Considerably higher smoking rates are observed amongst people with a mental health problem relative to the general population. Research has shown individuals with a mental illness are about twice as likely to smoke as others who do not suffer from mental health issues 3.
According to the 2015 Welsh Health Survey, respondents with a mental illness are defined as those who report they are currently being treated for depression, anxiety or ‘another mental illness’. The smoking prevalence within this group was 33% compared to the 19% reported among the whole of the adult population in Wales.
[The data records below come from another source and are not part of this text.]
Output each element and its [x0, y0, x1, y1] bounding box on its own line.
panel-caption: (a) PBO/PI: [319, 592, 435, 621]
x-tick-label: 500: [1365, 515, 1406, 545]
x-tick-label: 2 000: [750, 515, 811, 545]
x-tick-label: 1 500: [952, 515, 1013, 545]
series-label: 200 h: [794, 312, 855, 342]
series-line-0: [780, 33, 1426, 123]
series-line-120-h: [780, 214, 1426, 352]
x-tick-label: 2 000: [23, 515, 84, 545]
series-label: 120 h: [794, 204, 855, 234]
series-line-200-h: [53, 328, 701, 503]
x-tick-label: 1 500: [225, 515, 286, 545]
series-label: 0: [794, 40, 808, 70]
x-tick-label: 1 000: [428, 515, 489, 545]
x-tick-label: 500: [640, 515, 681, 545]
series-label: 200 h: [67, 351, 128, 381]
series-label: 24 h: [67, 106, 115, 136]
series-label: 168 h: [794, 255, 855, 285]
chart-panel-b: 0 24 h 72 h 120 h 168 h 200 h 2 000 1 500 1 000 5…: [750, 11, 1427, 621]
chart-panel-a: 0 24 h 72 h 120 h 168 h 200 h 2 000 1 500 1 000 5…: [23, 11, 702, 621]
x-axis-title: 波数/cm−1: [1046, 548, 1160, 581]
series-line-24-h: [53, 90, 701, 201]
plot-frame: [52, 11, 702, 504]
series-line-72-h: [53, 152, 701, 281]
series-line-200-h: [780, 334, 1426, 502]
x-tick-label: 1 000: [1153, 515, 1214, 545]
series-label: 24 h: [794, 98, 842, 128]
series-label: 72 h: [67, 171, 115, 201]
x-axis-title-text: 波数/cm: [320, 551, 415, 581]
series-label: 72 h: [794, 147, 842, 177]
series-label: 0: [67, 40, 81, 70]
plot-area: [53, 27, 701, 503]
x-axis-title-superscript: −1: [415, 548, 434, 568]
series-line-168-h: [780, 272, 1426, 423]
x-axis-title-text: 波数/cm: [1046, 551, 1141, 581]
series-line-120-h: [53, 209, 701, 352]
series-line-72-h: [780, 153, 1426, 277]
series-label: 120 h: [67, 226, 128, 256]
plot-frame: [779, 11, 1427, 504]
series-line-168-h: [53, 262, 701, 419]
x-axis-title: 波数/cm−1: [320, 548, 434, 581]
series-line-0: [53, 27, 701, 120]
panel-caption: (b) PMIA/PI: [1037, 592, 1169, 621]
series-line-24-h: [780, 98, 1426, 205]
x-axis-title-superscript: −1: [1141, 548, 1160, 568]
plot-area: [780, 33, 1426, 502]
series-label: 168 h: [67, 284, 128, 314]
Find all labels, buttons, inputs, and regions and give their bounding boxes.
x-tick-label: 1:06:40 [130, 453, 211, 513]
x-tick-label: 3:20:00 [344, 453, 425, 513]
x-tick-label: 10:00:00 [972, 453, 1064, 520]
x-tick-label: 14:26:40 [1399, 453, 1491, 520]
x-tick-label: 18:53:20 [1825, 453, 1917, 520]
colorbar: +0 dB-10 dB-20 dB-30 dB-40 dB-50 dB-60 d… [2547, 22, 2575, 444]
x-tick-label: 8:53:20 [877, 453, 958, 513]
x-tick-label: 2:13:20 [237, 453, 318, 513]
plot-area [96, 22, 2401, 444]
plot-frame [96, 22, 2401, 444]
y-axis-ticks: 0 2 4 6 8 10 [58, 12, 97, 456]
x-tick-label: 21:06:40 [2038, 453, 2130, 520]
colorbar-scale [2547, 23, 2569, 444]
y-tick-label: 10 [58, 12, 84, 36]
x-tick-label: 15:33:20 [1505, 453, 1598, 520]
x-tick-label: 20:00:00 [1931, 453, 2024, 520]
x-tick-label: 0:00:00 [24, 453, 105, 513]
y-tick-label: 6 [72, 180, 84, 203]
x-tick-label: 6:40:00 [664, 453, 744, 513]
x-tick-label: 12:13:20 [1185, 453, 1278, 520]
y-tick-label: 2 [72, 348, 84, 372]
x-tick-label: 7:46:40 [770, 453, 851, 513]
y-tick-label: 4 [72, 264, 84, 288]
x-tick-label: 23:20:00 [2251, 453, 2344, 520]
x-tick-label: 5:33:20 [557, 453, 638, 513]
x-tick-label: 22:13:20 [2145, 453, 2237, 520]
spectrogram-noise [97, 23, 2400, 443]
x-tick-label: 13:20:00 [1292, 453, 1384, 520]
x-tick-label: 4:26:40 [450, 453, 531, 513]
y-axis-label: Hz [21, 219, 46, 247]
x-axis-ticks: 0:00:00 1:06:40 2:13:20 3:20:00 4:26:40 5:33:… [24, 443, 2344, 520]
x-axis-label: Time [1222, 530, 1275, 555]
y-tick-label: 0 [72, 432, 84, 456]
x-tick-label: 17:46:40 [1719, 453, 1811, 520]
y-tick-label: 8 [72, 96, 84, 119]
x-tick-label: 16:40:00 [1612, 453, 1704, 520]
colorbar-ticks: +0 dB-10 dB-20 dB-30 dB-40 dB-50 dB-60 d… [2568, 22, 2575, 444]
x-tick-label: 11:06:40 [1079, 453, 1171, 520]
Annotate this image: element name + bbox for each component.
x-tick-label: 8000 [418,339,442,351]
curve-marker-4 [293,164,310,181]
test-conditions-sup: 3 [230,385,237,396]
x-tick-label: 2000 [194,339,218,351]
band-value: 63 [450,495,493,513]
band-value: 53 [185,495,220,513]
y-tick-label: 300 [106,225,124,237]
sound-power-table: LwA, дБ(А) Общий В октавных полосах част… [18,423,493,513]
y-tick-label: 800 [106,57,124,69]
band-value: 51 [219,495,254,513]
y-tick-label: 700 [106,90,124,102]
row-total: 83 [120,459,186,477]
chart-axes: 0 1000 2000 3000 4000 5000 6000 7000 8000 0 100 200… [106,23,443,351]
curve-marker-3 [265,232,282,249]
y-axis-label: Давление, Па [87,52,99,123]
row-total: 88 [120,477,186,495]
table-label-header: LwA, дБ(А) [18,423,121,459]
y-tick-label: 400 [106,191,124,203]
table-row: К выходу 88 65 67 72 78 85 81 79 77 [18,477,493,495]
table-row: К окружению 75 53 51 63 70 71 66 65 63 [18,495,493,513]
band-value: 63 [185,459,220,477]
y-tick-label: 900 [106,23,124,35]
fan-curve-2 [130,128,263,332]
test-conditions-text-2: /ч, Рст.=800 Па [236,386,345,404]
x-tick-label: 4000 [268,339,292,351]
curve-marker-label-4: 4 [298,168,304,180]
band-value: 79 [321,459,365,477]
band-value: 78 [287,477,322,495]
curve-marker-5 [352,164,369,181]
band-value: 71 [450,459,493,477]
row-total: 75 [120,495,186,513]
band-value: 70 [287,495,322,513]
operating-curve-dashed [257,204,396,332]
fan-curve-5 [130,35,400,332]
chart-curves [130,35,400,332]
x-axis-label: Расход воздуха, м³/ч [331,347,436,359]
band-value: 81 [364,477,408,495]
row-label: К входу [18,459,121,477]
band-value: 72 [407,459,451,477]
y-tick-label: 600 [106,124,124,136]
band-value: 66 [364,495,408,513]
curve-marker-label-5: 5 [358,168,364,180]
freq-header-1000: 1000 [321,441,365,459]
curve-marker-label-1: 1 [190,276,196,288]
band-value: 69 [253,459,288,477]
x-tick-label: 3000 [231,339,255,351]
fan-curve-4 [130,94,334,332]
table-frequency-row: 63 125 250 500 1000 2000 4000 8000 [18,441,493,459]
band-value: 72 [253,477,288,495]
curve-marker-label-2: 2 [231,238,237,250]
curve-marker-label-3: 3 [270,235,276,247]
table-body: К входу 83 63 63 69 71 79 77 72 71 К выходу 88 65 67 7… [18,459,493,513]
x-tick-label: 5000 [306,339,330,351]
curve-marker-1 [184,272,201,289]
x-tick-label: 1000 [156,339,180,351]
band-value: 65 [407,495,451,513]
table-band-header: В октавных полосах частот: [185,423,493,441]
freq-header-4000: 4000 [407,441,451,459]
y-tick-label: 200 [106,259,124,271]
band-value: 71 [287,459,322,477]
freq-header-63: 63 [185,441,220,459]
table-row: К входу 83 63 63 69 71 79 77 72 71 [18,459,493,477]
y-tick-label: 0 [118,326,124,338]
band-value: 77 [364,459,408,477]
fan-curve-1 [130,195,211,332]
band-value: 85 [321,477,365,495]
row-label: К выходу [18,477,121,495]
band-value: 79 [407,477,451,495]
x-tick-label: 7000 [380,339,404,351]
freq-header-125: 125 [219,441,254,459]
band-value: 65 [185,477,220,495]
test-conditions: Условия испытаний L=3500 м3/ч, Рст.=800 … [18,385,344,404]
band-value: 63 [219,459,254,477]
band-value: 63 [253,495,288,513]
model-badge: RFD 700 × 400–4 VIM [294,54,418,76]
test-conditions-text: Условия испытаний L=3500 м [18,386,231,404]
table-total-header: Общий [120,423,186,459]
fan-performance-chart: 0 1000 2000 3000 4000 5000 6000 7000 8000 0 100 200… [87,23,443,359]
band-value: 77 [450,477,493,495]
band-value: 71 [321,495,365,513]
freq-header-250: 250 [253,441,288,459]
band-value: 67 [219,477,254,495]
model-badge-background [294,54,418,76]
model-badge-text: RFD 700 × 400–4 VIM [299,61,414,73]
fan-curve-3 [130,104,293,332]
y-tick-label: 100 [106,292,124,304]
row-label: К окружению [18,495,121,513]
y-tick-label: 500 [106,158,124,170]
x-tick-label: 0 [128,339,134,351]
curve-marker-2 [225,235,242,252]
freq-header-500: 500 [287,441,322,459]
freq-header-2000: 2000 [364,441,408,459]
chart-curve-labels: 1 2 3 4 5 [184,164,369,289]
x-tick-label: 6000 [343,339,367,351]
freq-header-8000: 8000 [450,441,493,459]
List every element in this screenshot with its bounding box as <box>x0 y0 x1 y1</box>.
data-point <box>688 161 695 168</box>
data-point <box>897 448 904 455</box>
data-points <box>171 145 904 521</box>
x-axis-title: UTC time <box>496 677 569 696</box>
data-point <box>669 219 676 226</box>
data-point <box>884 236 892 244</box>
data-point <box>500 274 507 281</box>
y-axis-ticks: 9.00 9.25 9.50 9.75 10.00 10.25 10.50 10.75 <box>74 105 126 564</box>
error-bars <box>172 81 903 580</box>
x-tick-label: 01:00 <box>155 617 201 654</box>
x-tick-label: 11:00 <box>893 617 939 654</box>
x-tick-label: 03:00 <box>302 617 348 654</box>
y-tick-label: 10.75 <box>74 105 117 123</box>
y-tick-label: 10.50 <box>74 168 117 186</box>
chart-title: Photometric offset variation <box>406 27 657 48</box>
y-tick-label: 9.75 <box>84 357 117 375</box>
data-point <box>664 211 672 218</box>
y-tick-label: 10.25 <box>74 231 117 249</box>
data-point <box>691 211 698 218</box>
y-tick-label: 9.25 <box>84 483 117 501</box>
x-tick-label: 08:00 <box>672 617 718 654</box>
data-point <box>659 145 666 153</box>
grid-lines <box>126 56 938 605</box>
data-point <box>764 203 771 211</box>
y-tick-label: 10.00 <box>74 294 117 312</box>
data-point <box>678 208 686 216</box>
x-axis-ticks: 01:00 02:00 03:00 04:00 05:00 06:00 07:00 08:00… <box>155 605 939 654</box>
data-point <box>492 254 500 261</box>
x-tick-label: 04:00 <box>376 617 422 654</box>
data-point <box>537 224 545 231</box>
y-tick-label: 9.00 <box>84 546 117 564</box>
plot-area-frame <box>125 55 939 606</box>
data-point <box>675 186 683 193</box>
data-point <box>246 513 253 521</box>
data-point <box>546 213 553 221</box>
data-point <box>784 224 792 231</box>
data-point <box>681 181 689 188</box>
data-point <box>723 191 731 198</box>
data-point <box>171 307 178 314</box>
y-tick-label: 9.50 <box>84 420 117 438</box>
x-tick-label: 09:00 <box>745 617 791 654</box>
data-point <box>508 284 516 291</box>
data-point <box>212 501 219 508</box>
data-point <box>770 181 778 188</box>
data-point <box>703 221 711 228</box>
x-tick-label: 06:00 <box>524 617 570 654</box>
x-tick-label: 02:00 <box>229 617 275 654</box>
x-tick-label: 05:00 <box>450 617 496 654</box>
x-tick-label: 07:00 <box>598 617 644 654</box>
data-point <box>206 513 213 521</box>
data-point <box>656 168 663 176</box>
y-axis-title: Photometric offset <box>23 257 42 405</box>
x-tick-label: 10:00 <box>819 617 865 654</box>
In keeping with the pattern observed within the general population, males with a mental illness have a higher smoking prevalence rate than females (36% vs 31%), however the gender difference is more marked among those with a mental illness.
Evidence also suggests that together with a higher prevalence of smoking among people with a mental illness such individuals additionally smoke a higher number of cigarettes4.
It is very difficult to establish a causal relationship between smoking and mental health because many people begin smoking before they are diagnosed with a mental health illness. It has so far not been possible to determine whether smoking increases the risk of developing a mental disorder or having a mental disorder increases the risk of smoking. People with mental health disorders may view smoking as a coping mechanism for some of the side effects of their mental illness.
Promoting smoking cessation has historically not been seen as a priority by mental health workers, despite the potential consequences of smoking for a patient’s physical health. A ‘smoking culture’ therefore developed around many mental health settings, with smoking not being challenged by staff for a wide variety of reasons. Nevertheless, we know that smokers with mental disorders are just as likely to want to quit as those without.